Lim offered little in the way of support for this claim other than the fact that more chip makers and PC makers are moving to support Linux. As a result, it's likely that his prediction has elicited guffaws of disbelief at Microsoft, which in April cited recent NPD Retail Tracking Service data that shows sales of Windows netbooks had gone from less than 10 percent of unit sales in the first half of 2008 to 96 percent in February.
Microsoft's by-now-well-established stance is that high return rates for Linux-based netbooks are an indication that users prefer Windows. And the company has been going to great lengths to depict Windows 7 as an operating system that runs quite well on netbooks despite their hardware limitations.
However, as competition in the netbook space heats up, vendors are looking for ways to slash the cost of making netbooks even further, and Linux offers gleaming promise in this regard. Hewlett-Packard last month said it's considering using Google's Android operating system in its netbooks, and that would go a long way toward getting consumers to view Linux as a viable alternative to Windows.
Hot sales of XP Home netbooks have contributed to a shortfall in Microsoft's Windows Client revenue over the past couple of quarters, and Microsoft will have to price Windows 7 for netbooks at a level that enables it to make money without driving cost-conscious customers to Linux.

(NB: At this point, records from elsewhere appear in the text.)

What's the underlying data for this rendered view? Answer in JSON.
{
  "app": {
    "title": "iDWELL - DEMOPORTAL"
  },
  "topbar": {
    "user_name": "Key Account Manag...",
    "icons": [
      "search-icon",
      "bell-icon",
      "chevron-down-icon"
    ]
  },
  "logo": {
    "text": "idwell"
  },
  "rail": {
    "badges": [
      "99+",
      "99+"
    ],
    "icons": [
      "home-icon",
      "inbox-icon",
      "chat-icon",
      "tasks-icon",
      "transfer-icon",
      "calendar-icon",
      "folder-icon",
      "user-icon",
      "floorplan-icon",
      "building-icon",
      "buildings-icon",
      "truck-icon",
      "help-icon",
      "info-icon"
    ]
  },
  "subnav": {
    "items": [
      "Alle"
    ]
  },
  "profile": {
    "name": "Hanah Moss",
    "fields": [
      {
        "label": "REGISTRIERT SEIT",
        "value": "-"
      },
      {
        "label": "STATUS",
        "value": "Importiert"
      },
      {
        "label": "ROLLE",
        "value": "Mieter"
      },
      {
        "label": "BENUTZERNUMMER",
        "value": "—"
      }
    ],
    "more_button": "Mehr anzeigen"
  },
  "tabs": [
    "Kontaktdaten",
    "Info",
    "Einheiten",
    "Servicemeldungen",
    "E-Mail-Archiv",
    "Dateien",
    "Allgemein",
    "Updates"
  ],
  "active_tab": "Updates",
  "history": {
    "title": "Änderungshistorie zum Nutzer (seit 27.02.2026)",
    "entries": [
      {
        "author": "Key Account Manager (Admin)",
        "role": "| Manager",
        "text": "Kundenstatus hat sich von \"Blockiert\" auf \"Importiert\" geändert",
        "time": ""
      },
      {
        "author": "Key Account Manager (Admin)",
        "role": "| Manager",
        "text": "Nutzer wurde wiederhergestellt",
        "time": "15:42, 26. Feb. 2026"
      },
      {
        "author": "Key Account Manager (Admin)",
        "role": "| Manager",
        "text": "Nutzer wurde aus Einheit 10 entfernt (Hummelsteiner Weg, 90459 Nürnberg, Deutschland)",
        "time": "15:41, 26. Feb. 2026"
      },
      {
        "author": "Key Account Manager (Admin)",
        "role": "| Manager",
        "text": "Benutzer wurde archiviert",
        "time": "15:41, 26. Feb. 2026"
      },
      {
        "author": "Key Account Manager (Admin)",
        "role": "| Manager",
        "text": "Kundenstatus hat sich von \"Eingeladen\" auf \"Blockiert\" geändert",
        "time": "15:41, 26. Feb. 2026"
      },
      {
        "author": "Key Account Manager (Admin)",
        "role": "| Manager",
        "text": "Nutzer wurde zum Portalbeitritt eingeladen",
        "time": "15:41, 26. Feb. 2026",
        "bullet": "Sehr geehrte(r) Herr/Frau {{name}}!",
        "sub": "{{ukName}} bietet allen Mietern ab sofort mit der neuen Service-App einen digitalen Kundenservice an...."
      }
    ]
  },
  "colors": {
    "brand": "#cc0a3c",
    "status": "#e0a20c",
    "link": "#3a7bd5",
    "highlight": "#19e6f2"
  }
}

Software vendors are also moving to combat the dominance of Windows on netbooks with Linux-based offerings developed specifically for the netbook market. Canonical, which oversees the Ubuntu Linux distribution, is working on a netbook-specific version of the operating system, and this week Intel released a public beta of Moblin 2.0, its Linux distro for Atom-powered devices such as netbooks.
While it's difficult to imagine Linux adding 40 points to its current netbook market share of 10 percent within a year, Lim's prediction shows that Linux providers have only just begun to fight.